When one user is having problems, the problem is the user. When it's multiple users, it's a pattern and problem with the design.

The problem is that people don't want to dedicate time to learn new, foreign things, they just want them to work. Because that's how it is with the stuff they're used to. Those things just work.

Also, fediverse isn't ready. Servers aren't always responding, design isn't finished etc. So it's no wonder people find it hard to use -- because it's an unfinished house or maybe more aptly a village.

[–] [email protected] 5 points 1 year ago

I just made an account and started browsing the threads. Easy. I still have absolutely no idea how any of this works. The info diagram that was posted around a week or two ago was not very helpful.
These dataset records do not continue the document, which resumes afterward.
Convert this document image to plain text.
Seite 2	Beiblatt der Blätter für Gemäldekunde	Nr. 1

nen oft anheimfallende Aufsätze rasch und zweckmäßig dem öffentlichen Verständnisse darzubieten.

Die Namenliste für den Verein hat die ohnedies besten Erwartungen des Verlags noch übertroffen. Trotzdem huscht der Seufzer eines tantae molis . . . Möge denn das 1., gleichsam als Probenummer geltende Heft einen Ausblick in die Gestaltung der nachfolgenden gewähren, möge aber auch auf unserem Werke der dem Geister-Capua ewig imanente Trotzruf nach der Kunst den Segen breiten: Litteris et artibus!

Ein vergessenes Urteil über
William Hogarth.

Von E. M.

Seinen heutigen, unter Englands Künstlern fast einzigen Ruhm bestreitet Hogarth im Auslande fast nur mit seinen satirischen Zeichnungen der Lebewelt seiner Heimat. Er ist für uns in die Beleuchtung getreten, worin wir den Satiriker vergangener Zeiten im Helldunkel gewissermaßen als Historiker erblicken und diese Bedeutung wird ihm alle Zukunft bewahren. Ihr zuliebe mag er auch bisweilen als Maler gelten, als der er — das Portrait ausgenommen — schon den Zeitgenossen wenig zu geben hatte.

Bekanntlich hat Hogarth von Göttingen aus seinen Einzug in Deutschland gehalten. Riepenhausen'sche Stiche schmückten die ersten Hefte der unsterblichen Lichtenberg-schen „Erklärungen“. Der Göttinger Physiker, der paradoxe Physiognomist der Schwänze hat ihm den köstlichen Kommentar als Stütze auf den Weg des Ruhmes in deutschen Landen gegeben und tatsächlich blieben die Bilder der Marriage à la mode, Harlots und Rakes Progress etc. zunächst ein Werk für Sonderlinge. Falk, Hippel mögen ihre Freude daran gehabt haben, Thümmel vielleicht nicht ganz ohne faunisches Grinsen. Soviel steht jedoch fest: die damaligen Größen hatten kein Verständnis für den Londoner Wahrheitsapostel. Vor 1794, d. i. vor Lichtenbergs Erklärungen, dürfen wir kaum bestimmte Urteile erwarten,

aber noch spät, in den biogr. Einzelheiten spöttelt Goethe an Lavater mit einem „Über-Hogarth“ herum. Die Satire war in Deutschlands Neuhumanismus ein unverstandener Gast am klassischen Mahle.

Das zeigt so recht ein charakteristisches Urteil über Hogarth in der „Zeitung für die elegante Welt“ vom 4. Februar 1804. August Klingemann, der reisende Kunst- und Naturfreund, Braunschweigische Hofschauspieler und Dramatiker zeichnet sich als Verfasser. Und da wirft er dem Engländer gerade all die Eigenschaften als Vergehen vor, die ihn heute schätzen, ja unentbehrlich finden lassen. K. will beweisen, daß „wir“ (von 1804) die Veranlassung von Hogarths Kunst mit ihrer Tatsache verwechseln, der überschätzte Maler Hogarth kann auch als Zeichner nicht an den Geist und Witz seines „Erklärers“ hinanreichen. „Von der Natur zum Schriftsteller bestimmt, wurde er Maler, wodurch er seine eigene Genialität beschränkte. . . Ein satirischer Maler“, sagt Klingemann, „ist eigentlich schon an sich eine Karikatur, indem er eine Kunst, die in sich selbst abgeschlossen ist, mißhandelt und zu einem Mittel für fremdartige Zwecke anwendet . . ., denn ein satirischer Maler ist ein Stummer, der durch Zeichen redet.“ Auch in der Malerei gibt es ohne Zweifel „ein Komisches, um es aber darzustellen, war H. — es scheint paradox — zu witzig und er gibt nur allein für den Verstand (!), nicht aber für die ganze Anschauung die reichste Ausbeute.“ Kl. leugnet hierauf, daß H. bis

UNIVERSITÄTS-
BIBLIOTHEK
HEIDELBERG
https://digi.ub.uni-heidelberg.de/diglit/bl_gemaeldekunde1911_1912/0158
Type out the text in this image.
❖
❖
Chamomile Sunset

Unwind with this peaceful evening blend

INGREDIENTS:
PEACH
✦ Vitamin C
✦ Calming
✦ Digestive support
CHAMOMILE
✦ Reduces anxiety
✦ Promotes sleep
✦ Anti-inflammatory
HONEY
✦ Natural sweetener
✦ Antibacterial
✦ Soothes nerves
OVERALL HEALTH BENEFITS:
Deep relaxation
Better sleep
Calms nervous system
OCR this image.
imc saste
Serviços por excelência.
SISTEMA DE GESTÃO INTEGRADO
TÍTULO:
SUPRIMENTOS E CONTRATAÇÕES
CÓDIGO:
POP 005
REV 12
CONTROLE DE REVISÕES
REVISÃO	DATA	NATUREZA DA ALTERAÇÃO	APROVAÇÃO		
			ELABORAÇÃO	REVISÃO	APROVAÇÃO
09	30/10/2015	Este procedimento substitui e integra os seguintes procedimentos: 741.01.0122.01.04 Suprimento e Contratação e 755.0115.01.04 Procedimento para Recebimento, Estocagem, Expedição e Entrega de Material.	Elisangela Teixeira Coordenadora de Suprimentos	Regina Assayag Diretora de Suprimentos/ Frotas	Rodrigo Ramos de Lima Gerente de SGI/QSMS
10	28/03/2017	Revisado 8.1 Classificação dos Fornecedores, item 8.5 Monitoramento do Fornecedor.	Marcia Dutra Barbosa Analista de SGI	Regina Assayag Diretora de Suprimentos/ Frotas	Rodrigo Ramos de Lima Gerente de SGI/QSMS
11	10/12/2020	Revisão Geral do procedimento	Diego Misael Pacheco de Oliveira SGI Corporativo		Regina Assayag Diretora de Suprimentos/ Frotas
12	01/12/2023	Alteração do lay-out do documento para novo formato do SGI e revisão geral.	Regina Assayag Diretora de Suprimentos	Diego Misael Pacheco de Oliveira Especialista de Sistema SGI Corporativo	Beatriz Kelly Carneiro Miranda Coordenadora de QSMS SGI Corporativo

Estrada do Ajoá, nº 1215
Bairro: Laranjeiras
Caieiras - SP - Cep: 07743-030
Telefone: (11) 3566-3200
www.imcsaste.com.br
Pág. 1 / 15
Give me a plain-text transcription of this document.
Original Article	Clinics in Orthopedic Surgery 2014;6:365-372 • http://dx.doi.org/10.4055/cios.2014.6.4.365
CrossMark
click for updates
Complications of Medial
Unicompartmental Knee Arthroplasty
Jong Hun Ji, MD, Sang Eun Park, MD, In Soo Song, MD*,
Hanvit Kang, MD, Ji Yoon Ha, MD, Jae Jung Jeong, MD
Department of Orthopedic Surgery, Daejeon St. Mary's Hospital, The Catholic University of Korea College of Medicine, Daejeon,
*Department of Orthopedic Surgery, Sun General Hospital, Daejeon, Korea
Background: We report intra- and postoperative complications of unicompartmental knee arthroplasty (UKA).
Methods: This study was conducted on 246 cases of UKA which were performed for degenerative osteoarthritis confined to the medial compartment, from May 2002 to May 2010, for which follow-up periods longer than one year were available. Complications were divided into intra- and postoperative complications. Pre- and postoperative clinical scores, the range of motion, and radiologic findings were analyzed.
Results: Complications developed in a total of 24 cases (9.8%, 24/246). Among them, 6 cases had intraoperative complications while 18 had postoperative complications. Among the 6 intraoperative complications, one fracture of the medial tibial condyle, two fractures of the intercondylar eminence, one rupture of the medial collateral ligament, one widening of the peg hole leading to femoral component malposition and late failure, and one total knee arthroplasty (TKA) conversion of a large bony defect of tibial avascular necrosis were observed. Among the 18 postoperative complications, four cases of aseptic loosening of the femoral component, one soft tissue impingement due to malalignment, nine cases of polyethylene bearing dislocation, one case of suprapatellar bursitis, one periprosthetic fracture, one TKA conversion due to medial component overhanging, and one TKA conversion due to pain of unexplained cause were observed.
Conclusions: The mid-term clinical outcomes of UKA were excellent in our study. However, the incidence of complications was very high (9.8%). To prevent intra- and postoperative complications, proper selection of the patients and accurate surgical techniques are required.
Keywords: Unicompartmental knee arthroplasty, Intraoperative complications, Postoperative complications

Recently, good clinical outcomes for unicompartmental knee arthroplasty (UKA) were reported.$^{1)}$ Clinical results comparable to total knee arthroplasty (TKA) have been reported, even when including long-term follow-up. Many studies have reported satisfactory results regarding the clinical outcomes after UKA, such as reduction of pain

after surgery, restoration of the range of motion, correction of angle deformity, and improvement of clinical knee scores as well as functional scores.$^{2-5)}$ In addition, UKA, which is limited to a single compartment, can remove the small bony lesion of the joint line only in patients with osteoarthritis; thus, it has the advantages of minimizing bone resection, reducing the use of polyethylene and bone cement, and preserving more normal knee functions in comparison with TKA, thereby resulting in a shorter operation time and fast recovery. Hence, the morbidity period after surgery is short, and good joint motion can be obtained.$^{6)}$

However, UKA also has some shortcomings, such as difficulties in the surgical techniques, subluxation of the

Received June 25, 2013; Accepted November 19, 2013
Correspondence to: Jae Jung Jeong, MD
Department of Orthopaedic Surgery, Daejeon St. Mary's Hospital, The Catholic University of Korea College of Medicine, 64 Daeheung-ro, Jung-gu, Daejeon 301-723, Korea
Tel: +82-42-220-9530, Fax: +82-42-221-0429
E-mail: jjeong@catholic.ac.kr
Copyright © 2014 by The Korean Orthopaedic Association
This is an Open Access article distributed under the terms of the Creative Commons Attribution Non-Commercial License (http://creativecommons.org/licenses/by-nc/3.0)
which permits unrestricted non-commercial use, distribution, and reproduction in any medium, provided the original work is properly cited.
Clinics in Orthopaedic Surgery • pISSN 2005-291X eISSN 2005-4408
[–] [email protected] 4 points 1 year ago

It reminds me so much of my 70/y old mother-in-law not immediately knowing how to work a tv remote and shoving it at me after 1.5 seconds saying "here, I can't figure this out". When in reality all she had to do was press the fucking big red button...

It's not just you, the one who is helping us, feeling like this. It's us feeling like this too... or atleast I feel like this.

Suddenly, I'm no longer the technologically sound person that I used to be. I'm overwhelmed. My hectic schedule and paucity of free time is not helping the case, either. There's just too much to read about; figure out... Took me a good hour or so just to create an account. Then another good few minutes to login, when it asked "instances" or something that I wanted to login into.

It's quite different from what I'm used to. I'm feeling as though there's so much that I'm being forced to learn. And I'm annoyed, extremely annoyed, that I've been forced to leave the one place I used to enjoy. I miss the content that I used to enjoy on reddit.

People like yourself, ones taking time out of their day to help us, are really a boon right now. For days (really, a couple hours spread across days), I searched for alternatives to reddit. Tried to read and grasp a couple of guides before I made-up my mind to take that plunge.

I see where you're coming from. And all I can say is, maybe once people get into the head-space to finally migrate, they may be more open to learning. They may still rage a bit about it - I know I am. But they may be open to learn.

Just want you to know that these guides and helps are most welcome right now. Thank you for helping us.